George H.W. Bush was sensitive to others, she said. When the Berlin Wall fell during his presidency, he didn’t make any speeches about it.

When officials urged him to, he said he didn’t want to rub it in with the Soviet leaders. “He did not want them humiliated,” she said. “A humiliated foe is a dangerous foe.”

“Clinton was a riveting character,” she said. “Confidence and good cheer were part of his power.” Many saw him as shrewd and clever, she said. “But his problem was that he was too clever by half.”

George W. Bush was Clinton’s opposite in some ways, Noonan said. “He has admirers and critics, and I went from being an admirer to a critic.” Historical reputations change, however, “and you have to keep an eye on that.”

“Obama, he walked into a room with an air of dignity and elegance,” she said. There was never a hint of personal scandal about him, but she faults him for “not showing any sign of liking the other side.” With Congress, “he didn’t play well with other children.”

“As for Mr. Trump,” 10 weeks into his presidency, “what a long strange trip it’s been,” she said, quoting The Grateful Dead.
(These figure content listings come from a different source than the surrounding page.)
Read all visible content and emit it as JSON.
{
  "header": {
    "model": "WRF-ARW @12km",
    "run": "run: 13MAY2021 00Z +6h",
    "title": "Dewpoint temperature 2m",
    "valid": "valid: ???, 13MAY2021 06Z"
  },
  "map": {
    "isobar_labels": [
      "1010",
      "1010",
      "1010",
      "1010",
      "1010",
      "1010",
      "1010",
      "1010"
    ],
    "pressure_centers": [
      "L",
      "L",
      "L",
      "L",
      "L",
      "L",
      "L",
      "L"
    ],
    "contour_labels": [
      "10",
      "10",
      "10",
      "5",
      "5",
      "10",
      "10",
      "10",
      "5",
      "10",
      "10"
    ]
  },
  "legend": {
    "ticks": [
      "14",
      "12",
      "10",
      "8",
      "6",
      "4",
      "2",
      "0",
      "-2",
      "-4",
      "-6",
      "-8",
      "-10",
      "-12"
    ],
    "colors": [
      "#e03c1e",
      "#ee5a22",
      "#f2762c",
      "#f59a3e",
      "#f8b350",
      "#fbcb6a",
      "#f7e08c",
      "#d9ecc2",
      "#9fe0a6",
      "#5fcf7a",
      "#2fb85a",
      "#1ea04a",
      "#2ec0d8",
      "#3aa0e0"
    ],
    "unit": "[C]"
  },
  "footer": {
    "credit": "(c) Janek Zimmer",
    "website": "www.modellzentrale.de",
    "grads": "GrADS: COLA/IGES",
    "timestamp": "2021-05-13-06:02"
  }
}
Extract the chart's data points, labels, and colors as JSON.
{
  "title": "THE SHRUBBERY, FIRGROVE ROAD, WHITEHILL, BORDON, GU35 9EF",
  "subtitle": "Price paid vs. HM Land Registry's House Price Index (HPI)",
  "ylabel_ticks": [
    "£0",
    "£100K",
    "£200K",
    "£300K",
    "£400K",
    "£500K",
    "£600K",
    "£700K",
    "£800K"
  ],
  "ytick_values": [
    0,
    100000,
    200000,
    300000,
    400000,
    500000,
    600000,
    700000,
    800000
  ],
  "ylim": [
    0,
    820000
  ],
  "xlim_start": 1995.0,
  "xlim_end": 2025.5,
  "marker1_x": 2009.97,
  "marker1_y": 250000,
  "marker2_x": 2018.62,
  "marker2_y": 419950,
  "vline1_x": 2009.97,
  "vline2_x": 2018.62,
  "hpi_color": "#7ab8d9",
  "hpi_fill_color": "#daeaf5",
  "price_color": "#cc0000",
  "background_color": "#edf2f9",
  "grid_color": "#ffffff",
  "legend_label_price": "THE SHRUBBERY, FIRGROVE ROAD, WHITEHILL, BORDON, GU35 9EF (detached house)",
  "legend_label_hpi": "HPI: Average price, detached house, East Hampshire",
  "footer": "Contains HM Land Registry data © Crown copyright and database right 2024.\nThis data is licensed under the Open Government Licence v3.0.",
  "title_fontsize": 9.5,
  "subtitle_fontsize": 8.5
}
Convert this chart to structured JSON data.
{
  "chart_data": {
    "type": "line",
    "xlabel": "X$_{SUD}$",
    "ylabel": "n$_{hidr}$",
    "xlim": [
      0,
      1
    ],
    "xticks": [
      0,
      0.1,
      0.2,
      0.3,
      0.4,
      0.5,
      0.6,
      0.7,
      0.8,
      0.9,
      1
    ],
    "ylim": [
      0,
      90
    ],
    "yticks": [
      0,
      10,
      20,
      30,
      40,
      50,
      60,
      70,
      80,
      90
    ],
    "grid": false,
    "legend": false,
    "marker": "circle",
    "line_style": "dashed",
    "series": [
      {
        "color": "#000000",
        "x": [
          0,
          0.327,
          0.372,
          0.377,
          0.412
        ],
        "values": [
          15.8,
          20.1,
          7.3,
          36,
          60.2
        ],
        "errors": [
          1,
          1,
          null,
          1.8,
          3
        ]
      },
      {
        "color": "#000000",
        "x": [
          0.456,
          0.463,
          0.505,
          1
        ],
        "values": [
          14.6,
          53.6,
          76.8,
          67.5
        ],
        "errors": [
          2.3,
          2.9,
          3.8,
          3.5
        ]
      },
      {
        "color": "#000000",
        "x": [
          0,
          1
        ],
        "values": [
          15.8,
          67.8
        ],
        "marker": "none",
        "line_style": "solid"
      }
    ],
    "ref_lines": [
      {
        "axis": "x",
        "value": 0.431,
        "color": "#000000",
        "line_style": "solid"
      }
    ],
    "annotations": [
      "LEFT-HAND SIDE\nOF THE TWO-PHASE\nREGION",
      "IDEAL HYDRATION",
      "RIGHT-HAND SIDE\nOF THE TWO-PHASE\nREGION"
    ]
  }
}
“We’ve certainly entered new territory.”

Running down the list of the five presidents before him, she said she missed the “easy going clarity” of Reagan; the “earnestness” of George H.W. Bush; the “colorfulness” of Clinton; the “personal financial uprightness” of George W. Bush; and the “personal self-confidence” of Obama.

In answering a question from the audience, Noonan said of all the politicians today, she most admires Ohio Gov. John Kasich. She got to know him well during the Republican primaries, and “he’s a great guy.”

Before Noonan’s speech, some World Affairs Council members attended a pre-event reception with her.

“I admire her point of view, and her excellent literary style,” said Donna Heffner, who reads Noonan’s column every Saturday.

Edward Cooper, who reads her work online, said he likes the way she lends perspective to individual events. “She relates them to the larger story of what is actually taking place.”